Reprogramming Epigenetic Memory
Epigenetics deals with the inheritance of characteristics that are not encoded in the DNA sequence. Epigenetic processes control, for example, the heritability of cell identities, which are encoded in their unique and corresponding gene expression patterns. When cells divide they must retain their identities, a process termed “cellular or transcriptional memory”. However, there are also conditions, such as those during tissue regeneration or in particular environmentally-induced disorders, where identities become reprogrammed and hence cellular memories change.
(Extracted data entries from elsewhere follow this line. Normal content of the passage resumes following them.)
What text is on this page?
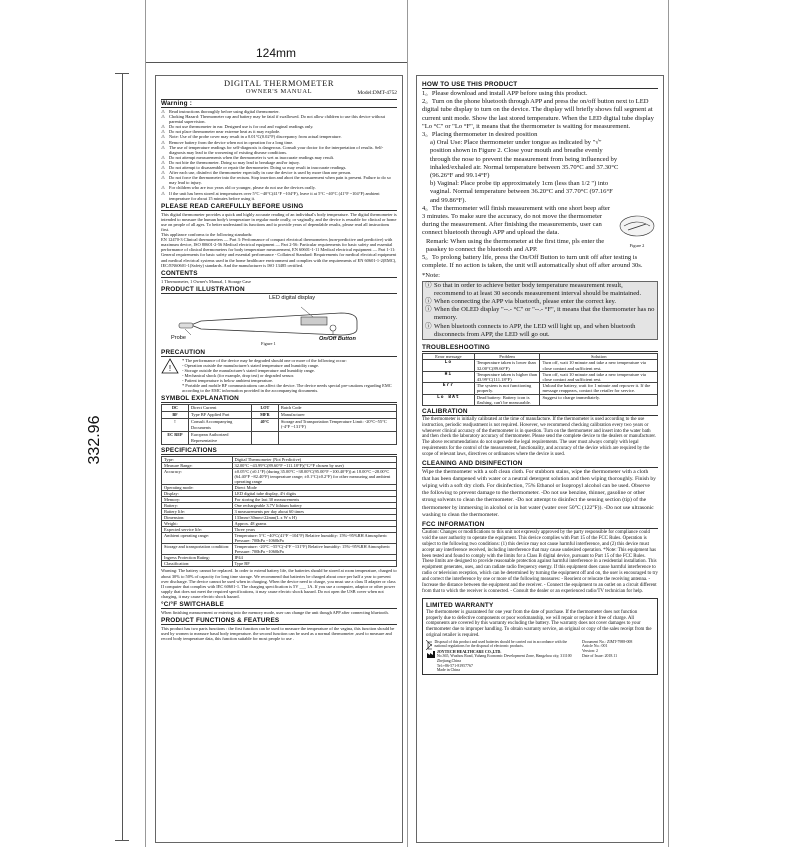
124mm
332.96
DIGITAL THERMOMETER
OWNER'S MANUAL	Model:DMT-4752
Warning :
⚠ Read instructions thoroughly before using digital thermometer.
⚠ Choking Hazard: Thermometer cap and battery may be fatal if swallowed. Do not allow children to use this device without parental supervision.
⚠ Do not use thermometer in ear. Designed use is for oral and vaginal readings only.
⚠ Do not place thermometer near extreme heat as it may explode.
⚠ Note: Use of the probe cover may result in a 0.01°C(0.02°F) discrepancy from actual temperature.
⚠ Remove battery from the device when not in operation for a long time.
⚠ The use of temperature readings for self-diagnosis is dangerous. Consult your doctor for the interpretation of results. Self-diagnosis may lead to the worsening of existing disease conditions.
⚠ Do not attempt measurements when the thermometer is wet as inaccurate readings may result.
⚠ Do not bite the thermometer. Doing so may lead to breakage and/or injury.
⚠ Do not attempt to disassemble or repair the thermometer. Doing so may result in inaccurate readings.
⚠ After each use, disinfect the thermometer especially in case the device is used by more than one person.
⚠ Do not force the thermometer into the rectum. Stop insertion and abort the measurement when pain is present. Failure to do so may lead to injury.
⚠ For children who are two years old or younger, please do not use the devices orally.
⚠ If the unit has been stored at temperatures over 5°C ~40°C(41°F ~104°F), leave it at 5°C ~40°C (41°F ~104°F) ambient temperature for about 15 minutes before using it.
PLEASE READ CAREFULLY BEFORE USING
This digital thermometer provides a quick and highly accurate reading of an individual's body temperature. The digital thermometer is intended to measure the human body's temperature in regular mode orally, or vaginally, and the device is reusable for clinical or home use on people of all ages. To better understand its functions and to provide years of dependable results, please read all instructions first.
This appliance conforms to the following standards:
EN 12470-3 Clinical thermometers — Part 3: Performance of compact electrical thermometers (non-predictive and predictive) with maximum device, ISO 80601-2-56 Medical electrical equipment — Part 2-56: Particular requirements for basic safety and essential performance of clinical thermometers for body temperature measurement, EN 60601-1-11 Medical electrical equipment — Part 1-11: General requirements for basic safety and essential performance - Collateral Standard: Requirements for medical electrical equipment and medical electrical systems used in the home healthcare environment and complies with the requirements of EN 60601-1-2(EMC), IEC/EN60601-1(Safety) standards. And the manufacturer is ISO 13485 certified.
CONTENTS
1 Thermometer, 1 Owner's Manual, 1 Storage Case
PRODUCT ILLUSTRATION
LED digital display
Probe	On/Off Button
Figure 1
PRECAUTION
!
* The performance of the device may be degraded should one or more of the following occur:
- Operation outside the manufacturer's stated temperature and humidity range.
- Storage outside the manufacturer's stated temperature and humidity range.
- Mechanical shock (for example, drop test) or degraded sensor.
- Patient temperature is below ambient temperature.
* Portable and mobile RF communications can affect the device. The device needs special pre-cautions regarding EMC according to the EMC information provided in the accompanying documents.
SYMBOL EXPLANATION
DC	Direct Current	LOT	Batch Code
BF	Type BF Applied Part	MFR	Manufacturer
!	Consult Accompanying Documents	40°C	Storage and Transportation Temperature Limit: -20°C~55°C (-4°F ~131°F)
EC REP	European Authorized Representative		
SPECIFICATIONS
Type:	Digital Thermometer (Not Predictive)
Measure Range:	32.00°C ~43.99°C(89.60°F ~111.18°F)(°C/°F chosen by user)
Accuracy:	±0.05°C (±0.1°F) (during 35.00°C ~38.00°C(95.00°F ~100.40°F)) at 18.00°C ~28.00°C (64.40°F ~82.40°F) temperature range; ±0.1°C(±0.2°F) for other measuring and ambient operating range
Operating mode:	Direct Mode
Display:	LED digital tube display, 4½ digits
Memory:	For storing the last 30 measurements
Battery:	One rechargeable 3.7V lithium battery
Battery life:	3 measurements per day about 60 times
Dimension:	133mm×30mm×22mm(L x W x H)
Weight:	Approx. 48 grams
Expected service life:	Three years
Ambient operating range:	Temperature: 5°C ~40°C(41°F ~104°F) Relative humidity: 15%~95%RH Atmospheric Pressure: 700hPa ~1060hPa
Storage and transportation condition:	Temperature: -20°C ~55°C(-4°F ~131°F) Relative humidity: 15%~95%RH Atmospheric Pressure: 700hPa ~1060hPa
Ingress Protection Rating:	IP44
Classification:	Type BF
Warning: The battery cannot be replaced. In order to extend battery life, the batteries should be stored at room temperature, charged to about 30% to 50% of capacity for long time storage. We recommend that batteries be charged about once per half a year to prevent over discharge. The device cannot be used when in charging. When the device need to charge, you must use a class II adapter or class II computer that complies with IEC 60601-1. The charging specification is 5V ___ 1A. If you use a computer, adaptor or other power supply that does not meet the required specifications, it may cause electric shock hazard. Do not open the USB cover when not charging, it may cause electric shock hazard.
°C/°F SWITCHABLE
When finishing measurement or entering into the memory mode, user can change the unit though APP after connecting bluetooth.
PRODUCT FUNCTIONS & FEATURES
This product has two parts functions : the first function can be used to measure the temperature of the vagina, this function should be used by women to measure basal body temperature. the second function can be used as a normal thermometer ,used to measure and record body temperature data, this function suitable for most people to use .
HOW TO USE THIS PRODUCT
1。Please download and install APP before using this product.
2。Turn on the phone bluetooth through APP and press the on/off button next to LED digital tube display to turn on the device. The display will briefly shows full segment at current unit mode. Show the last stored temperature. When the LED digital tube display "Lo °C" or "Lo °F", it means that the thermometer is waiting for measurement.
3。Placing thermometer in desired position
a) Oral Use: Place thermometer under tongue as indicated by "√" position shown in Figure 2. Close your mouth and breathe evenly through the nose to prevent the measurement from being influenced by inhaled/exhaled air. Normal temperature between 35.70°C and 37.30°C (96.26°F and 99.14°F)
b) Vaginal: Place probe tip approximately 1cm (less than 1/2 ") into vaginal. Normal temperature between 36.20°C and 37.70°C (97.16°F and 99.86°F).
4。The thermometer will finish measurement with one short beep after 3 minutes. To make sure the accuracy, do not move the thermometer during the measurement. After finishing the measurements, user can connect bluetooth through APP and upload the data.
Remark: When using the thermometer at the first time, pls enter the passkey to connect the bluetooth and APP.
5。To prolong battery life, press the On/Off Button to turn unit off after testing is complete. If no action is taken, the unit will automatically shut off after around 30s.
Figure 2
*Note:
ⓘ So that in order to achieve better body temperature measurement result, recommend to at least 30 seconds measurement interval should be maintained.
ⓘ When connecting the APP via bluetooth, please enter the correct key.
ⓘ When the OLED display "--.- °C" or "--.- °F", it means that the thermometer has no memory.
ⓘ When bluetooth connects to APP, the LED will light up, and when bluetooth disconnects from APP, the LED will go out.
TROUBLESHOOTING
Error message	Problem	Solution
Lo	Temperature taken is lower than 32.00°C(89.60°F)	Turn off, wait 10 minute and take a new temperature via close contact and sufficient rest.
Hi	Temperature taken is higher than 43.99°C(111.18°F)	Turn off, wait 10 minute and take a new temperature via close contact and sufficient rest.
Err	The system is not functioning properly.	Unload the battery, wait for 1 minute and repower it. If the message reappears, contact the retailer for service.
Lo BAt	Dead battery: Battery icon is flashing, can't be measurable.	Suggest to charge immediately.
CALIBRATION
The thermometer is initially calibrated at the time of manufacture. If the thermometer is used according to the use instruction, periodic readjustment is not required. However, we recommend checking calibration every two years or whenever clinical accuracy of the thermometer is in question. Turn on the thermometer and insert into the water bath and then check the laboratory accuracy of thermometer. Please send the complete device to the dealers or manufacturer. The above recommendations do not supersede the legal requirements. The user must always comply with legal requirements for the control of the measurement, functionality, and accuracy of the device which are required by the scope of relevant laws, directives or ordinances where the device is used.
CLEANING AND DISINFECTION
Wipe the thermometer with a soft clean cloth. For stubborn stains, wipe the thermometer with a cloth that has been dampened with water or a neutral detergent solution and then wiping thoroughly. Finish by wiping with a soft dry cloth. For disinfection, 75% Ethanol or Isopropyl alcohol can be used. Observe the following to prevent damage to the thermometer. -Do not use benzine, thinner, gasoline or other strong solvents to clean the thermometer. -Do not attempt to disinfect the sensing section (tip) of the thermometer by immersing in alcohol or in hot water (water over 50°C (122°F)). -Do not use ultrasonic washing to clean the thermometer.
FCC INFORMATION
Caution: Changes or modifications to this unit not expressly approved by the party responsible for compliance could void the user authority to operate the equipment. This device complies with Part 15 of the FCC Rules. Operation is subject to the following two conditions: (1) this device may not cause harmful interference, and (2) this device must accept any interference received, including interference that may cause undesired operation. *Note: This equipment has been tested and found to comply with the limits for a Class B digital device, pursuant to Part 15 of the FCC Rules. These limits are designed to provide reasonable protection against harmful interference in a residential installation. This equipment generates, uses, and can radiate radio frequency energy. If this equipment does cause harmful interference to radio or television reception, which can be determined by turning the equipment off and on, the user is encouraged to try and correct the interference by one or more of the following measures: - Reorient or relocate the receiving antenna. - Increase the distance between the equipment and the receiver. - Connect the equipment to an outlet on a circuit different from that to which the receiver is connected. - Consult the dealer or an experienced radio/TV technician for help.
LIMITED WARRANTY
The thermometer is guaranteed for one year from the date of purchase. If the thermometer does not function properly due to defective components or poor workmanship, we will repair or replace it free of charge. All components are covered by this warranty excluding the battery. The warranty does not cover damages to your thermometer due to improper handling. To obtain warranty service, an original or copy of the sales receipt from the original retailer is required.
Disposal of this product and used batteries should be carried out in accordance with the national regulations for the disposal of electronic products.
JOYTECH HEALTHCARE CO.,LTD.
No.365, Wuzhou Road, Yuhang Economic Development Zone, Hangzhou city, 311100 Zhejiang,China
Tel:+86-571-81957767
Made in China
Document No.: ZIMT-7988-008
Article No.: 001
Version: 2
Date of Issue: 2018.11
In the nucleus of a cell, DNA is associated with histones, forming structures termed nucleosomes. Cellular factors including histone modifying enzymes, non-coding RNAs and the DNA methylation machinery play important roles in the establishment of the epigenetic state of a cell. We want to understand at the molecular level how reprogramming of cellular memory occurs. Interplay of specific chromatin modifying proteins from the so-called Polycomb group and the Trithorax group ensure that gene expression patterns are stably and faithfully inherited during DNA replication and mitosis. We apply a systematic approach on a genome-wide scale to study and better understand the epigenetic network of chromatin factors, during normal development and in the context of cellular reprogramming. This entails extensive usage of next generation sequencing (NGS) technologies and development of new algorithms for sequence data analysis. We also want to understand how signal transduction mechanisms relay external cellular information to the nucleus and the chromatin level and reprogram cells. In the future, we would like to be able to use this knowledge to distinctively and heritably alter the fate of cells through external signals in order to generate specific tools for cell-based therapies in regenerative medicine.